The journey inspired by spiritual renewal started on December 17 and had the Huashan Culture Park as its first stop. The group is scheduled to complete its performance tour in three months, bringing drum music and dance to the culture centers of counties and cities. The team with a dozen members travels with 40 drums and four trucks.
Among these twenty something young men, many have been playing drums for four or five years. “I see in them the passion and new spirit devoted to folk art,”said Syu Jhen-rong, the director of Jyou-Tian. “They are high school graduates, but they teach college students how to play drums.”
Jyou-Tian Folk's performance is aimed at promoting folk arts which some have assumed as an art form for gangsters or juvenile delinquents.
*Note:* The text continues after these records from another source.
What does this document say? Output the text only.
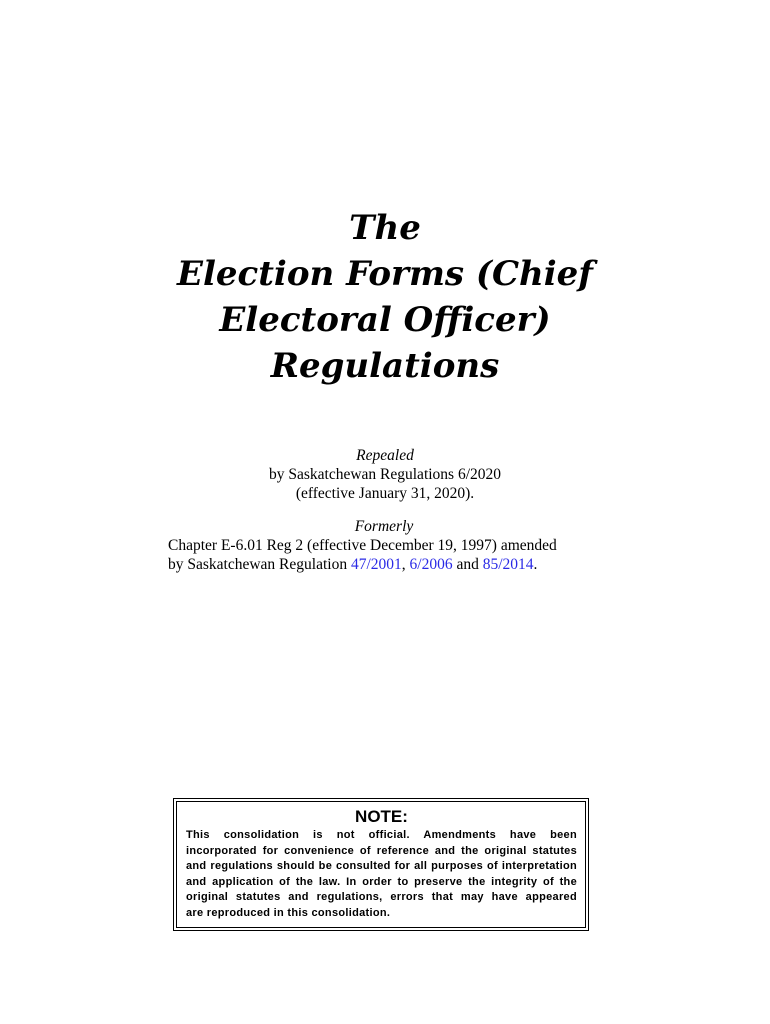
The
Election Forms (Chief
Electoral Officer)
Regulations
Repealed
by Saskatchewan Regulations 6/2020
(effective January 31, 2020).
Formerly
Chapter E-6.01 Reg 2 (effective December 19, 1997) amended
by Saskatchewan Regulation 47/2001, 6/2006 and 85/2014.
NOTE:
This consolidation is not official. Amendments have been
incorporated for convenience of reference and the original statutes
and regulations should be consulted for all purposes of interpretation
and application of the law. In order to preserve the integrity of the
original statutes and regulations, errors that may have appeared
are reproduced in this consolidation.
“This is an excellent example of how people are inspired by art and here we can see how these young men's lives are changed,” said Chen Chi-nan, Minister of Council for Culture Affairs (CCA). Jyou-Tian cultivates talents for the folk arts that are often seen in Taiwanese religious rituals. Drum playing and religious dances in Taiwan temples have been are an important part of folk culture. Unlike other art forms, Jyou-Tian represents a more original type, deeply rooted in Taiwan society and connected to Taiwanese people.
Thanks to Jyou-Tain, these art forms have taken on new ways of presentation in both domestic and overseas venues. Since 2002, the group has performed in Vancouver, Toronto, Hon Kong and Korea.
In 2004, the group's members climbed Mt. Jade with drums on their backs.
From December 17 to March 2006, everyone is invited to join their journey. You can walk one kilometer and get the opportunity to sign on one of their drums as a souvenir for having participated in this event.